Transcriptomic de novo analysis of pitaya ( Hylocereus polyrhizus ) canker disease caused by Neoscytalidium dimidiatum

Background Canker disease caused by Neoscytalidium dimidiatum is the most serious disease that attacks the pitaya industry. One pathogenic fungus, referred to as ND8 , was isolated from the wild-type red-fleshed pitaya ( Hylocereus polyrhizus ) of Hainan Province. In the early stages of this disease, stems show little spots and a loss of green color. These spots then gradually spread until the stems became rotten due to infection by various strains. Canker disease caused by Neoscytalidium dimidiatum poses a significant threat to pitaya commercial plantations with the growth of stems and the yields, quality of pitaya fruits. However, a lack of transcriptomic and genomic information hinders our understanding of the molecular mechanisms underlying the pitaya defense response. Results We investigated the host responses of red-fleshed pitaya ( H. polyrhizus ) cultivars against N. dimidiatum using Illumina RNA-Seq technology. Significant expression profiles of 23 defense-related genes were further analyzed by qRT-PCR. The total read length based on RNA-Seq was 25,010,007; mean length was 744, the N50 was 1206, and the guanine-cytosine content was 44.48%. Our investigation evaluated 33,584 unigenes, of which 6209 (18.49%) and 27,375 (81.51%) were contigs and singlets, respectively.
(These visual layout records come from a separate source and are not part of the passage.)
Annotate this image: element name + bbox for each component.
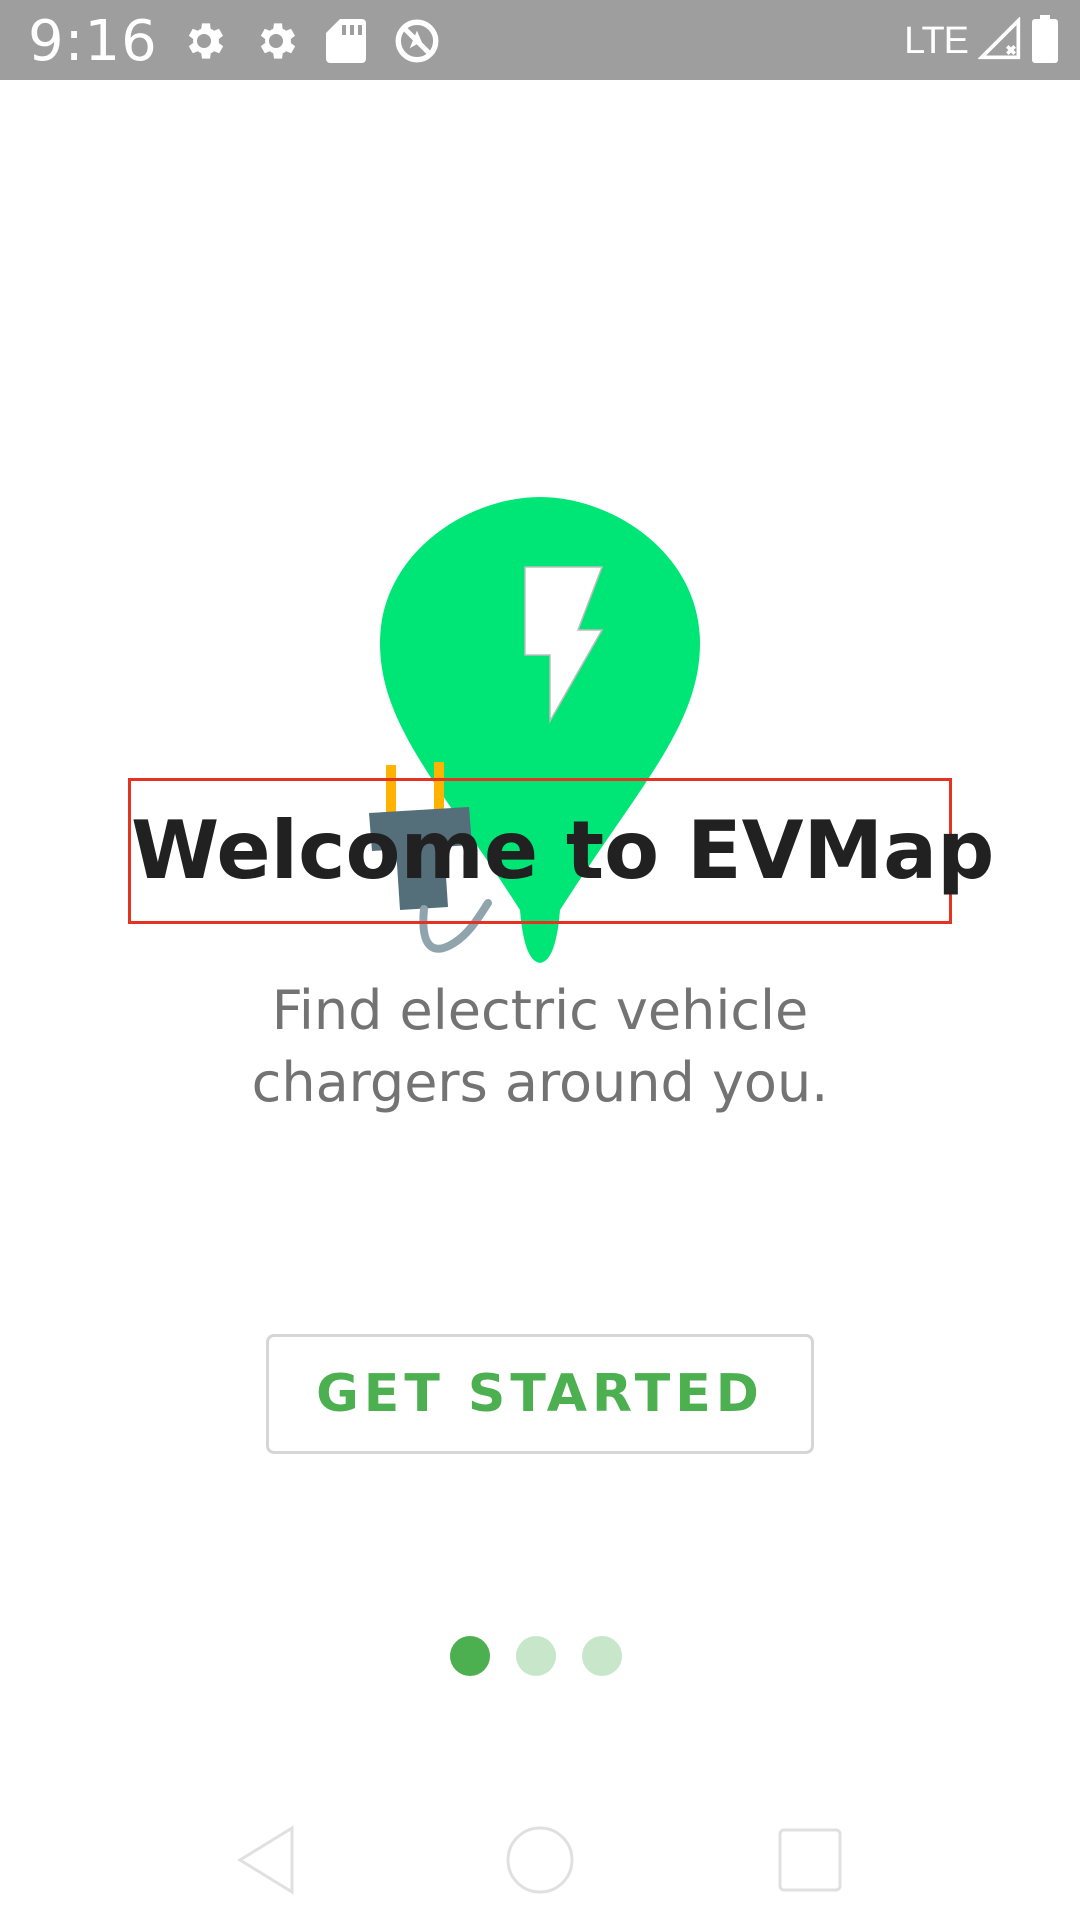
onboarding-screen: 9:16 LTE Welcome to EVMap Find electric … (0, 0, 1080, 1920)
welcome-subtitle: Find electric vehicle chargers around yo… (251, 979, 829, 1114)
page-indicator-dot-active[interactable] (450, 1636, 490, 1676)
page-indicator-dot[interactable] (516, 1636, 556, 1676)
status-time: 9:16 (28, 9, 158, 74)
page-indicator (450, 1636, 630, 1678)
get-started-button[interactable]: GET STARTED (266, 1334, 814, 1454)
network-type: LTE (904, 20, 969, 62)
page-indicator-dot[interactable] (582, 1636, 622, 1676)
home-icon[interactable] (500, 1820, 580, 1900)
settings-icon (252, 17, 300, 65)
status-notification-icons (180, 16, 442, 66)
settings-icon (180, 17, 228, 65)
status-bar: 9:16 LTE (0, 0, 1080, 80)
back-icon[interactable] (232, 1820, 312, 1900)
signal-no-data-icon (977, 16, 1022, 65)
recents-icon[interactable] (770, 1820, 850, 1900)
welcome-title: Welcome to EVMap (128, 778, 994, 924)
battery-full-icon (1032, 15, 1058, 67)
status-system-icons: LTE (904, 14, 1058, 68)
navigation-bar (0, 1800, 1080, 1920)
sd-card-icon (324, 17, 368, 65)
location-off-icon (392, 16, 442, 66)
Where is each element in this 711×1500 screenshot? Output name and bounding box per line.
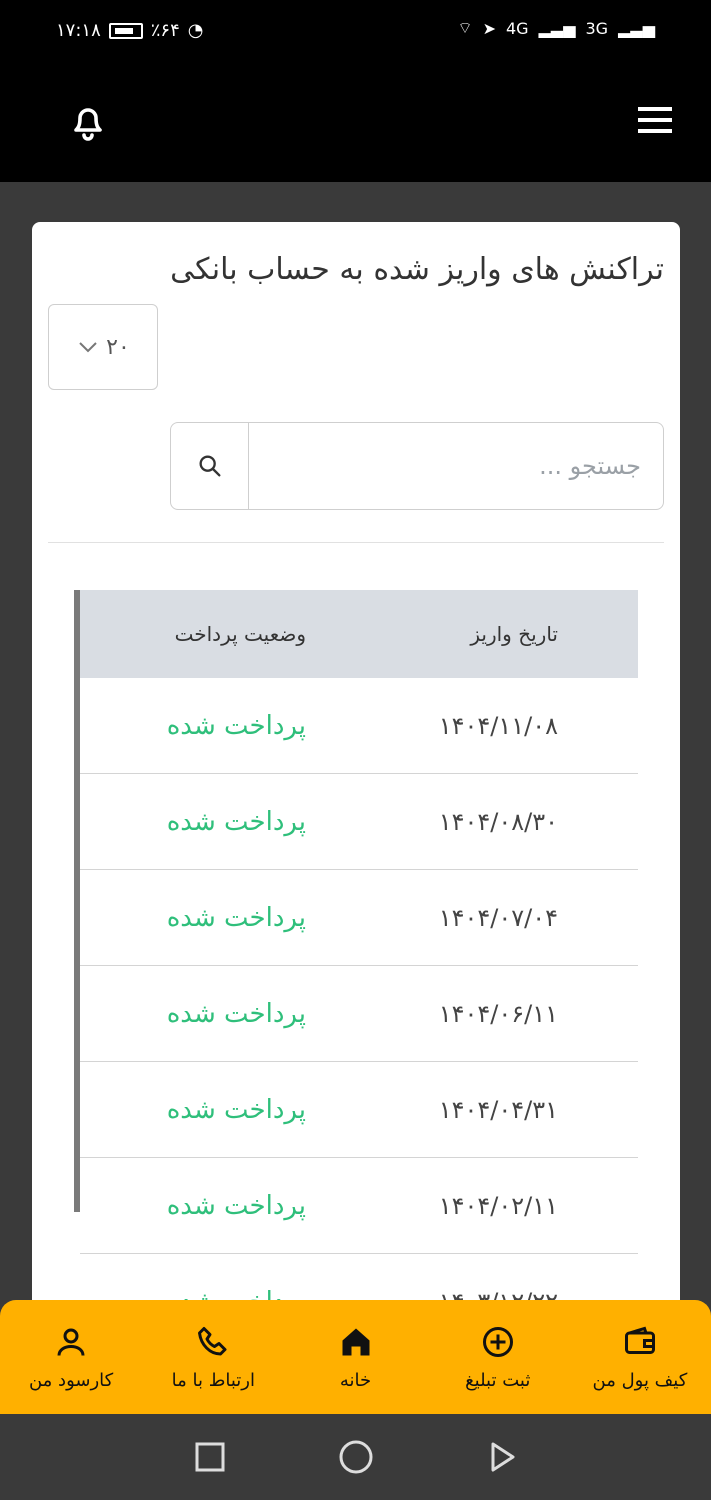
row-date: ۱۴۰۴/۰۲/۱۱ bbox=[438, 1191, 558, 1220]
notification-icon: ◔ bbox=[187, 20, 204, 41]
transactions-table: تاریخ واریز وضعیت پرداخت ۱۴۰۴/۱۱/۰۸ پردا… bbox=[74, 590, 638, 1332]
table-row: ۱۴۰۴/۰۴/۳۱ پرداخت شده bbox=[80, 1062, 638, 1158]
wallet-icon bbox=[624, 1326, 655, 1354]
table-row: ۱۴۰۴/۱۱/۰۸ پرداخت شده bbox=[80, 678, 638, 774]
status-battery: ٪۶۴ bbox=[150, 20, 180, 41]
plus-circle-icon bbox=[482, 1326, 513, 1357]
row-status: پرداخت شده bbox=[166, 710, 306, 741]
nav-wallet[interactable]: کیف پول من bbox=[569, 1300, 711, 1414]
header-status: وضعیت پرداخت bbox=[174, 622, 306, 646]
row-status: پرداخت شده bbox=[166, 1094, 306, 1125]
row-date: ۱۴۰۴/۰۴/۳۱ bbox=[438, 1095, 558, 1124]
row-date: ۱۴۰۴/۱۱/۰۸ bbox=[438, 711, 558, 740]
signal-1-label: 4G bbox=[506, 18, 529, 38]
bell-icon[interactable] bbox=[64, 98, 112, 146]
signal-2-icon: ▂▃▅ bbox=[618, 18, 655, 38]
status-bar: ۱۷:۱۸ ٪۶۴ ◔ ⌔ ➤ 4G ▂▃▅ 3G ▂▃▅ bbox=[0, 0, 711, 62]
page-size-value: ۲۰ bbox=[106, 334, 130, 360]
row-status: پرداخت شده bbox=[166, 998, 306, 1029]
table-row: ۱۴۰۴/۰۸/۳۰ پرداخت شده bbox=[80, 774, 638, 870]
table-row: ۱۴۰۴/۰۲/۱۱ پرداخت شده bbox=[80, 1158, 638, 1254]
nav-post-ad[interactable]: ثبت تبلیغ bbox=[427, 1300, 569, 1414]
table-header: تاریخ واریز وضعیت پرداخت bbox=[74, 590, 638, 678]
table-row: ۱۴۰۴/۰۷/۰۴ پرداخت شده bbox=[80, 870, 638, 966]
home-icon bbox=[342, 1328, 369, 1355]
signal-2-label: 3G bbox=[585, 18, 609, 38]
table-row: ۱۴۰۴/۰۶/۱۱ پرداخت شده bbox=[80, 966, 638, 1062]
telegram-icon: ➤ bbox=[482, 18, 496, 38]
hamburger-menu-icon[interactable] bbox=[636, 104, 674, 136]
back-icon[interactable] bbox=[485, 1440, 519, 1474]
table-scroll-indicator bbox=[74, 590, 80, 1212]
row-date: ۱۴۰۴/۰۷/۰۴ bbox=[438, 903, 558, 932]
nav-home[interactable]: خانه bbox=[284, 1300, 426, 1414]
nav-label: خانه bbox=[339, 1369, 372, 1391]
status-left: ۱۷:۱۸ ٪۶۴ ◔ bbox=[56, 20, 203, 41]
user-icon bbox=[57, 1328, 85, 1356]
row-date: ۱۴۰۴/۰۶/۱۱ bbox=[438, 999, 558, 1028]
nav-label: کارسود من bbox=[28, 1369, 114, 1391]
row-status: پرداخت شده bbox=[166, 902, 306, 933]
wifi-icon: ⌔ bbox=[457, 18, 473, 37]
row-date: ۱۴۰۴/۰۸/۳۰ bbox=[438, 807, 558, 836]
nav-profile[interactable]: کارسود من bbox=[0, 1300, 142, 1414]
header-date: تاریخ واریز bbox=[470, 622, 558, 646]
nav-label: ثبت تبلیغ bbox=[465, 1369, 531, 1391]
search-box bbox=[170, 422, 664, 510]
signal-1-icon: ▂▃▅ bbox=[538, 18, 576, 38]
home-circle-icon[interactable] bbox=[337, 1438, 375, 1476]
search-button[interactable] bbox=[171, 423, 249, 509]
chevron-down-icon bbox=[79, 342, 97, 353]
battery-icon bbox=[108, 22, 143, 39]
system-navigation bbox=[0, 1414, 711, 1500]
bottom-navigation: کیف پول من ثبت تبلیغ خانه ارتباط با ما ک… bbox=[0, 1300, 711, 1414]
status-time: ۱۷:۱۸ bbox=[56, 20, 101, 41]
page-title: تراکنش های واریز شده به حساب بانکی bbox=[170, 252, 664, 287]
row-status: پرداخت شده bbox=[166, 806, 306, 837]
nav-contact[interactable]: ارتباط با ما bbox=[142, 1300, 284, 1414]
search-icon bbox=[199, 455, 220, 477]
divider bbox=[48, 542, 664, 543]
row-status: پرداخت شده bbox=[166, 1190, 306, 1221]
nav-label: ارتباط با ما bbox=[171, 1369, 255, 1391]
recents-icon[interactable] bbox=[193, 1440, 227, 1474]
search-input[interactable] bbox=[249, 423, 663, 509]
nav-label: کیف پول من bbox=[592, 1369, 688, 1391]
status-right: ⌔ ➤ 4G ▂▃▅ 3G ▂▃▅ bbox=[458, 18, 655, 38]
transactions-card: تراکنش های واریز شده به حساب بانکی ۲۰ تا… bbox=[32, 222, 680, 1332]
page-size-select[interactable]: ۲۰ bbox=[48, 304, 158, 390]
phone-icon bbox=[198, 1326, 227, 1355]
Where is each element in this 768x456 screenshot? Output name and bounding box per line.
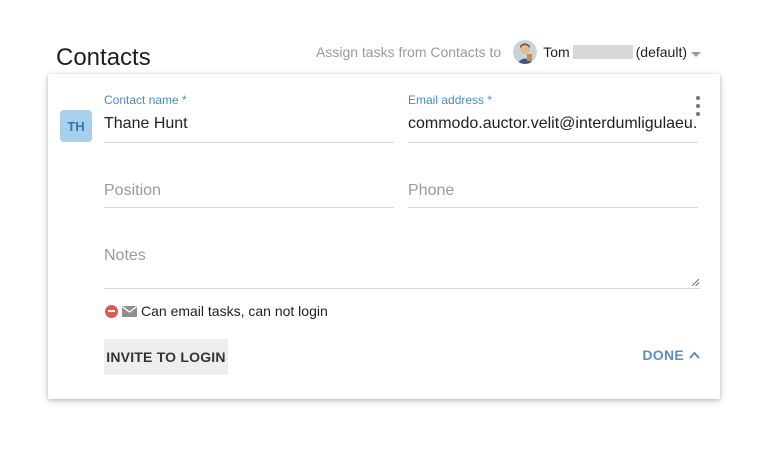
contact-name-field[interactable]: Contact name * Thane Hunt (104, 93, 394, 143)
page-title: Contacts (56, 44, 151, 71)
contact-name-label: Contact name * (104, 93, 187, 107)
contact-initials-badge: TH (60, 110, 92, 142)
email-address-field[interactable]: Email address * commodo.auctor.velit@int… (408, 93, 698, 143)
chevron-down-icon[interactable] (691, 51, 701, 57)
phone-placeholder: Phone (408, 182, 455, 199)
login-status-text: Can email tasks, can not login (141, 303, 328, 319)
phone-field[interactable]: Phone (408, 174, 698, 208)
done-button-label: DONE (642, 347, 684, 363)
assignee-default-tag: (default) (635, 44, 687, 60)
email-address-label: Email address * (408, 93, 493, 107)
position-placeholder: Position (104, 182, 161, 199)
assignee-dropdown[interactable]: Tom (default) (513, 40, 701, 64)
email-address-value[interactable]: commodo.auctor.velit@interdumligulaeu. (408, 115, 698, 133)
position-field[interactable]: Position (104, 174, 394, 208)
assign-tasks-label: Assign tasks from Contacts to (316, 44, 502, 60)
contact-name-value[interactable]: Thane Hunt (104, 115, 394, 133)
chevron-up-icon (689, 351, 700, 359)
envelope-icon (122, 305, 137, 317)
done-button[interactable]: DONE (642, 347, 700, 363)
contact-card: TH Contact name * Thane Hunt Email addre… (48, 74, 720, 399)
no-entry-icon (105, 304, 118, 318)
login-status: Can email tasks, can not login (105, 303, 328, 319)
avatar (513, 40, 538, 64)
invite-to-login-button[interactable]: INVITE TO LOGIN (104, 339, 228, 375)
notes-placeholder: Notes (104, 247, 146, 264)
resize-grip-icon[interactable] (692, 279, 699, 286)
assign-tasks-bar: Assign tasks from Contacts to Tom (defau… (316, 38, 701, 66)
redacted-name (572, 45, 633, 59)
notes-field[interactable]: Notes (104, 239, 700, 289)
assignee-name: Tom (543, 44, 570, 60)
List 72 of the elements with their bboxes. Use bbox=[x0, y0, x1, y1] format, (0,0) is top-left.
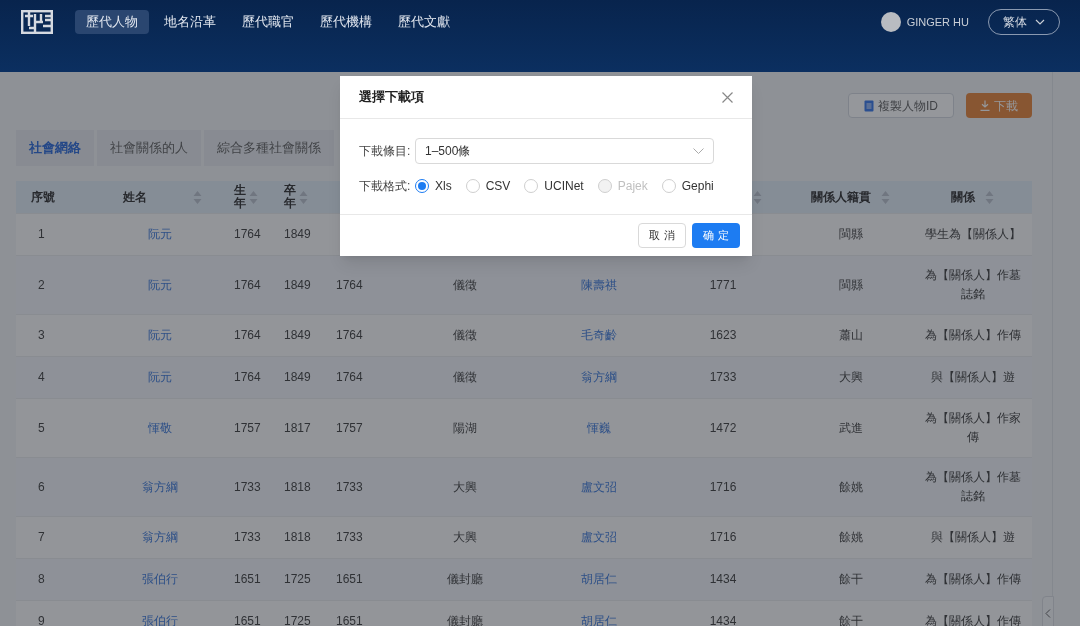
table-cell-text: 大興 bbox=[453, 529, 477, 546]
field-label: 下載格式: bbox=[359, 178, 412, 195]
table-cell-text: 1733 bbox=[234, 529, 261, 546]
table-cell-text: 1849 bbox=[284, 276, 311, 294]
table-cell-text: 1716 bbox=[709, 529, 737, 546]
table-cell-text: 1818 bbox=[284, 478, 311, 496]
table-cell-text: 1764 bbox=[336, 327, 363, 344]
table-cell-text: 陽湖 bbox=[453, 419, 477, 437]
table-cell-text: 1817 bbox=[284, 419, 311, 437]
table-cell-text: 1 bbox=[38, 226, 45, 243]
table-cell-text: 1733 bbox=[336, 529, 363, 546]
table-cell-text: 8 bbox=[38, 571, 45, 588]
table-cell-text: 儀徵 bbox=[453, 276, 477, 294]
table-cell-text: 6 bbox=[38, 478, 45, 496]
table-cell-text: 1651 bbox=[234, 613, 261, 626]
table-cell-text: 餘干 bbox=[838, 571, 863, 588]
table-cell-text: 大興 bbox=[453, 478, 477, 496]
table-cell-text: 餘干 bbox=[838, 613, 863, 626]
table-cell-text: 蕭山 bbox=[838, 327, 863, 344]
table-cell-text: 3 bbox=[38, 327, 45, 344]
table-cell-text: 4 bbox=[38, 369, 45, 386]
table-cell-text: 大興 bbox=[838, 369, 863, 386]
table-cell-text: 為【關係人】作傳 bbox=[924, 571, 1021, 588]
table-cell-text: 閩縣 bbox=[838, 276, 863, 294]
table-cell-text: 1733 bbox=[709, 369, 737, 386]
table-cell-text: 為【關係人】作傳 bbox=[924, 613, 1021, 626]
table-cell-text: 1434 bbox=[709, 571, 737, 588]
table-cell-text: 為【關係人】作墓誌銘 bbox=[923, 469, 1022, 505]
table-cell-text: 與【關係人】遊 bbox=[930, 369, 1015, 386]
table-cell-text: 為【關係人】作家傳 bbox=[923, 410, 1022, 446]
table-cell-text: 1764 bbox=[336, 276, 363, 294]
table-cell-text: 1818 bbox=[284, 529, 311, 546]
table-cell-text: 1764 bbox=[234, 226, 261, 243]
dialog-title: 選擇下載項 bbox=[359, 88, 424, 107]
table-cell-text: 1757 bbox=[234, 419, 261, 437]
table-cell-text: 儀徵 bbox=[453, 369, 477, 386]
table-cell-text: 與【關係人】遊 bbox=[930, 529, 1015, 546]
table-cell-text: 學生為【關係人】 bbox=[924, 226, 1021, 243]
table-cell-text: 1849 bbox=[284, 369, 311, 386]
table-cell-text: 1764 bbox=[234, 369, 261, 386]
table-cell-text: 1651 bbox=[234, 571, 261, 588]
table-cell-text: 閩縣 bbox=[838, 226, 863, 243]
table-cell-text: 1472 bbox=[709, 419, 737, 437]
field-label: 下載條目: bbox=[359, 143, 412, 160]
table-cell-text: 儀封廳 bbox=[447, 571, 483, 588]
table-cell-text: 儀封廳 bbox=[447, 613, 483, 626]
table-cell-text: 為【關係人】作墓誌銘 bbox=[923, 267, 1022, 303]
table-cell-text: 1733 bbox=[336, 478, 363, 496]
table-cell-text: 為【關係人】作傳 bbox=[924, 327, 1021, 344]
table-cell-text: 9 bbox=[38, 613, 45, 626]
table-cell-text: 1757 bbox=[336, 419, 363, 437]
table-cell-text: 1725 bbox=[284, 571, 311, 588]
table-cell-text: 武進 bbox=[838, 419, 863, 437]
table-cell-text: 1849 bbox=[284, 327, 311, 344]
table-cell-text: 1849 bbox=[284, 226, 311, 243]
table-cell-text: 1651 bbox=[336, 613, 363, 626]
table-cell-text: 5 bbox=[38, 419, 45, 437]
table-cell-text: 1434 bbox=[709, 613, 737, 626]
table-cell-text: 7 bbox=[38, 529, 45, 546]
table-cell-text: 1764 bbox=[234, 327, 261, 344]
table-cell-text: 1716 bbox=[709, 478, 737, 496]
table-cell-text: 2 bbox=[38, 276, 45, 294]
table-cell-text: 餘姚 bbox=[838, 529, 863, 546]
table-cell-text: 1725 bbox=[284, 613, 311, 626]
table-cell-text: 1733 bbox=[234, 478, 261, 496]
table-cell-text: 1651 bbox=[336, 571, 363, 588]
table-cell-text: 1764 bbox=[336, 369, 363, 386]
table-cell-text: 餘姚 bbox=[838, 478, 863, 496]
table-cell-text: 1623 bbox=[709, 327, 737, 344]
table-cell-text: 儀徵 bbox=[453, 327, 477, 344]
table-cell-text: 1771 bbox=[709, 276, 737, 294]
table-cell-text: 1764 bbox=[234, 276, 261, 294]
These unigenes shared a similarity of 16.62% with Vitis vinifera , 7.48% with Theobroma cacao , 6.6% with Nelumbo nucifera and 5.35% with Jatropha curcas . The assembled unigenes were annotated into non-redundant (NR, 25161 unigenes), Kyoto Encyclopedia of Genes and Genomes (KEGG, 17895 unigenes), Clusters of Orthologous Groups (COG, 10475 unigenes), InterPro (19,045 unigenes), and Swiss-Prot public protein databases (16,458 unigenes). In addition, 24 differentially expressed genes, which were mainly associated with plant pathology pathways, were analyzed in-depth. Conclusions This study provides a basis for further in-depth research on the protein function of the annotated unigene assembly with cDNA sequences.